Where a system distributes keys to multiple nodes, the target node is implied by the distribution, which must match the target addresses in the file.
3.3. Half Loop Requirements
Specific requirements for Half Loop.
- Key lifetimes should not overlap. There should only be one key valid at a time.
4. File Format Encoding
4.1. File Format
The basic file is encoded as follows
| MSB 7 |
6 | 5 | 4 | 3 | 2 | 1 | LSB 0 |
|
|---|---|---|---|---|---|---|---|---|
| 0 | Not Used | Version=0 |
||||||
| 1 5 |
Source Address | |||||||
| 6 10 |
Target Address | |||||||
| 11 n |
AES Records |
|||||||
For this version of the protocol, Version=0.
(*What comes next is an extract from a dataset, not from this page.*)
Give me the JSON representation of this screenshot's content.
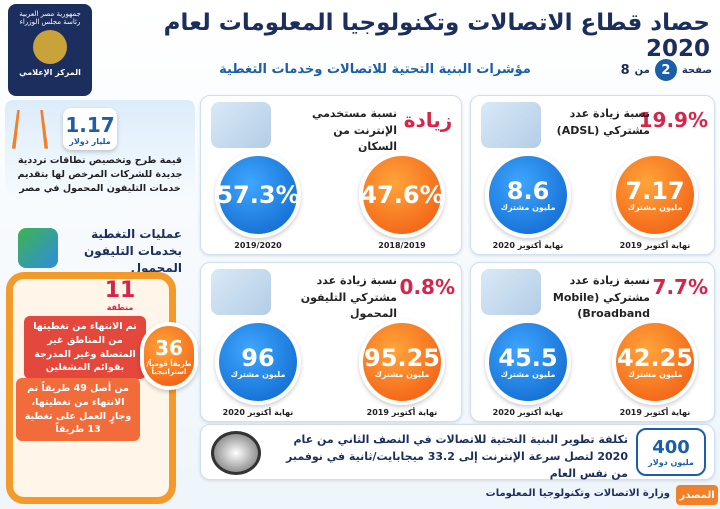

Source Address is the STANAG 5066 Address of the node generating the AES Keys, Target Address is the STANAG 5066 Address of the node or group receiving the keys.
The rest of the file is a sequence of Records.
4.2. General Record Structure
Records have the format:
| MSB 7 |
6 | 5 | 4 | 3 | 2 | 1 | LSB 0 |
|
|---|---|---|---|---|---|---|---|---|
| 0 |
Record Type | |||||||
| 1 n |
Record Data | |||||||
Record Type is an integer, that defines format of the record.
Times are encoded as Unix Time_t value with a three byte encoding to avoid the 2038 problem.
AES has the following key lengths, with an integer value assigned to each.
| Value | Key Length (bits) | Key Length (bytes) |
|---|---|---|
| 0 | 128 | 16 |
| 1 | 192 | 24 |
| 2 | 256 | 32 |
4.3. AES TRANSEC Record
| MSB 7 |
6 | 5 | 4 | 3 | 2 | 1 | LSB 0 |
|
|---|---|---|---|---|---|---|---|---|
| 0 |
Record Type=1 | |||||||
| 1 4 |
Start Validity Time | |||||||
| 5 8 |
End Validity Time | |||||||
| 9 | Not Used | Two way | AES Key Length | |||||
| 10 11 |
Key/Nonce Reference | |||||||
| 12 15 |
Nonce | |||||||
| 16 n |
AES Key | |||||||
4.4. Half Loop Record
| MSB 7 |
6 | 5 | 4 | 3 | 2 | 1 | LSB 0 |
|
|---|---|---|---|---|---|---|---|---|
| 0 |
Record Type=1 | |||||||
| 1 4 |
Start Validity Time | |||||||
| 5 8 |
End Validity Time | |||||||
| 9 | Not Used | AES Key Length | ||||||
| 10 n |
AES Key | |||||||
5. Changes to STANAG 5066
This document defines a new management protocol associated with STANAG 5066. It is not really a protocol change.
6. Backwards Compatibility
There are no backwards compatibility issues.